Over at NRO, David French makes the thoughtful argument that President Obama actually wants surveillance & security state.
Because his own policies necessitate it:
President Obama came into office selling the American people on a fiction: that we could quickly wind down the offensive fight, roll back the defensive security state, and we’d still be safe. This fiction couldn’t survive security briefings. So what did he do? He left the Bush defensive infrastructure in place while winding down our commitment to offensive military operations (with the notable exception of pinprick drone strikes). We wound down our offense without inflicting the damage we should have inflicted (in Afghanistan, primarily) on an announced timetable, and without leaving a residual force (in Iraq) or perhaps sufficient residual force (in Afghanistan). These factors give our wounded enemy an opportunity to hunker down, wait for our departure, and then face much weaker forces when it re-emerges in force and attempts to establish the kinds of safe havens and training camps that render it exponentially more dangerous.

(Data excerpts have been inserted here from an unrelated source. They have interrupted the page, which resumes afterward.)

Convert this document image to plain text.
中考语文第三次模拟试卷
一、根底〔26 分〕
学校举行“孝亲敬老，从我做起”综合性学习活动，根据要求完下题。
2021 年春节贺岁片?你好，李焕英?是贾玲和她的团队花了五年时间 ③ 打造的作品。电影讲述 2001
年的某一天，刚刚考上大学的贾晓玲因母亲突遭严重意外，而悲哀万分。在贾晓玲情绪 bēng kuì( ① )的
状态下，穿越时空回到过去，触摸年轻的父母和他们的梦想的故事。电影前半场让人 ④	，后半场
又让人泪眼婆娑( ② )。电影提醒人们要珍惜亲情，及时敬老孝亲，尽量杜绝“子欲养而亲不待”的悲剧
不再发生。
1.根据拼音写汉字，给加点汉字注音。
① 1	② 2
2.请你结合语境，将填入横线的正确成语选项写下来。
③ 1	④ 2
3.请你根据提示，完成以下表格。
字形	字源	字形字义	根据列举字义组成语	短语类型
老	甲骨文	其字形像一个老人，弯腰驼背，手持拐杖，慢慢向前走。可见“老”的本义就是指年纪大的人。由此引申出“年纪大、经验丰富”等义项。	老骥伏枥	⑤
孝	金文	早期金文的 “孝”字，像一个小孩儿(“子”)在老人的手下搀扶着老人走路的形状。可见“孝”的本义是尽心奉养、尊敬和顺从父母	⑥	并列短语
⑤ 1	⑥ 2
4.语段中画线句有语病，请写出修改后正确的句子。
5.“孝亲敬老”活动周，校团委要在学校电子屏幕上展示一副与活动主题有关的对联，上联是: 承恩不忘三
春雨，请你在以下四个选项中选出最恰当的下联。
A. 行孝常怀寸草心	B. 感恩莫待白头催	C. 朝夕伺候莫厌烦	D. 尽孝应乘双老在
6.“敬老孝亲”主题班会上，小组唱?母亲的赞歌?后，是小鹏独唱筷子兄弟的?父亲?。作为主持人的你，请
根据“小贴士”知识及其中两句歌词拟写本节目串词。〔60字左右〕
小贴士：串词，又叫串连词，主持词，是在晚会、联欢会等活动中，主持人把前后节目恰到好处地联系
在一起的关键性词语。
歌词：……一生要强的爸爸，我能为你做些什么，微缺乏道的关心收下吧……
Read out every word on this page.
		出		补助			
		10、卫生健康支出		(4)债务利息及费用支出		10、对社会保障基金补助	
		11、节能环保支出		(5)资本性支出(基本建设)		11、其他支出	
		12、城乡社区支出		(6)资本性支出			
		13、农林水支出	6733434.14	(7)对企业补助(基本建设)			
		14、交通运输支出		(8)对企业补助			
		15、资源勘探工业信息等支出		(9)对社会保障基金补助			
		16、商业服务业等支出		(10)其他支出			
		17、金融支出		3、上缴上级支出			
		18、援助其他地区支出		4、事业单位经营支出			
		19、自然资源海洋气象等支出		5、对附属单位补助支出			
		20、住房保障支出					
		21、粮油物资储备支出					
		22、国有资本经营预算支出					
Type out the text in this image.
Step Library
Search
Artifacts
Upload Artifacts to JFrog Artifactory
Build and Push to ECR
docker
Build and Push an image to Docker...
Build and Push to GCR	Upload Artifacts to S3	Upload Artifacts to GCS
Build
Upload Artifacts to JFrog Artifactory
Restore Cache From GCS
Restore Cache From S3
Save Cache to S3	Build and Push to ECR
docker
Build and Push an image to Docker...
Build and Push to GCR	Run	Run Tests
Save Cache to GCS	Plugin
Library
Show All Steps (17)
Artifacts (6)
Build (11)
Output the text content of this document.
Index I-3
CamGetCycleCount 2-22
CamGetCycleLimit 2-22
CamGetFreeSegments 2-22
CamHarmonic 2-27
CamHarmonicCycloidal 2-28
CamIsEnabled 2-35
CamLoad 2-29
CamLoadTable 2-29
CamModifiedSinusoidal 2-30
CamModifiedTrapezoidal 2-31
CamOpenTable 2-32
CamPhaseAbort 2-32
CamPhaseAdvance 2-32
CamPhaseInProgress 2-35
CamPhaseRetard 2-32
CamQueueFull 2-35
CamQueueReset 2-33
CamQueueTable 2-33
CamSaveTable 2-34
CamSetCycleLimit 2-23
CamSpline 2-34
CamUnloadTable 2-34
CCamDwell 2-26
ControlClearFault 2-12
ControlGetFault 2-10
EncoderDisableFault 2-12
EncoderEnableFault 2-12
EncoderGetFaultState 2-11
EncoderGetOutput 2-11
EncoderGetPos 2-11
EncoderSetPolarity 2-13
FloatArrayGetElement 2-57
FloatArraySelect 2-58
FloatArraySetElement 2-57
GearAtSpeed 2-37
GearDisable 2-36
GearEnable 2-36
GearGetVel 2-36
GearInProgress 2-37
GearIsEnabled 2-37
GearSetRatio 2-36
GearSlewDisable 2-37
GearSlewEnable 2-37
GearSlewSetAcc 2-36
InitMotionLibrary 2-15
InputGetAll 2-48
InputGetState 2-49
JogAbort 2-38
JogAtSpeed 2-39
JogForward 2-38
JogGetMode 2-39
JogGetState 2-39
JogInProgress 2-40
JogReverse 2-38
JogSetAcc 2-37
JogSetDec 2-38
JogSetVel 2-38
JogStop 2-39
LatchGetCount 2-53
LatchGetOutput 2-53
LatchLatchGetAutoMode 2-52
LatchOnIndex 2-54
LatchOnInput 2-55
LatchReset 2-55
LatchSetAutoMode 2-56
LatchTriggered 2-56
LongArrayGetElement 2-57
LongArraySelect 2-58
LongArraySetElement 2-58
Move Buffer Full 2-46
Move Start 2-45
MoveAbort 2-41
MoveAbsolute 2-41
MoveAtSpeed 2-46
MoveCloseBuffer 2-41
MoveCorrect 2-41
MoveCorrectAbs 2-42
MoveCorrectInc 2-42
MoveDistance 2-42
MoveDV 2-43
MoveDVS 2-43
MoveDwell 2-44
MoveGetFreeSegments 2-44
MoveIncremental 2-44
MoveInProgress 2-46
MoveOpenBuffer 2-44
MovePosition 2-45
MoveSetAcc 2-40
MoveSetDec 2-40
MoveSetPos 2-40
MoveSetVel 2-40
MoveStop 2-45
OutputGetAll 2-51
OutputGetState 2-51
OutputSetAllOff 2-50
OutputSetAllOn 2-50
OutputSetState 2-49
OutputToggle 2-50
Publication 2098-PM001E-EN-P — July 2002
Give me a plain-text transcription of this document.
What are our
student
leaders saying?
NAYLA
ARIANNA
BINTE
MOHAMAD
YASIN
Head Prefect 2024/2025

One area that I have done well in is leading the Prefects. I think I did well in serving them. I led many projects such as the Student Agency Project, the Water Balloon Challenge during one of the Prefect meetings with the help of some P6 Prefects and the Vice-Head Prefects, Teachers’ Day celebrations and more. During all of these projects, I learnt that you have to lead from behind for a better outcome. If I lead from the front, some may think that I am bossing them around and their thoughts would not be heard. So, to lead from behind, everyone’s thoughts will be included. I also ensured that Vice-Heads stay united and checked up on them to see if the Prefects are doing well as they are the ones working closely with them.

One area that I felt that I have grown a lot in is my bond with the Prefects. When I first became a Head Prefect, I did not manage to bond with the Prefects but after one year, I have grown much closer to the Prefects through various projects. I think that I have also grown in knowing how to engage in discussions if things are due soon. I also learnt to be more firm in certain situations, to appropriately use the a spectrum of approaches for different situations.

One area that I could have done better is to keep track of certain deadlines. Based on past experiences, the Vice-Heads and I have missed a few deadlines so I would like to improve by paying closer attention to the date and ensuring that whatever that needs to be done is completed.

If this happens, then our risks skyrocket, and our defensive capabilities become that much more important. He has to know this. Anyone with the slightest familiarity with our enemy has to know this. [...]
Here is our reality: Al-Qaeda and its allies are wounded, not dead. A nation tired of supporting a ground war is pulling back, and in pulling back we are taking (and magnifying) risks that can only be reasonably mitigated through strong and effective defensive measures. That’s the reality that President Obama knows (or should know), and that’s a reality that he has utterly failed to adequately explain. It’s also — critically — a reality with which critics of our defense should grapple. Most of them, coincidentally, are also critics of our offensive measures. If we can’t go strike the enemy at his heart, and we dramatically limit our ability to create defensive information systems, how do we defend ourselves effectively?
After all, we can’t just wish our enemy away.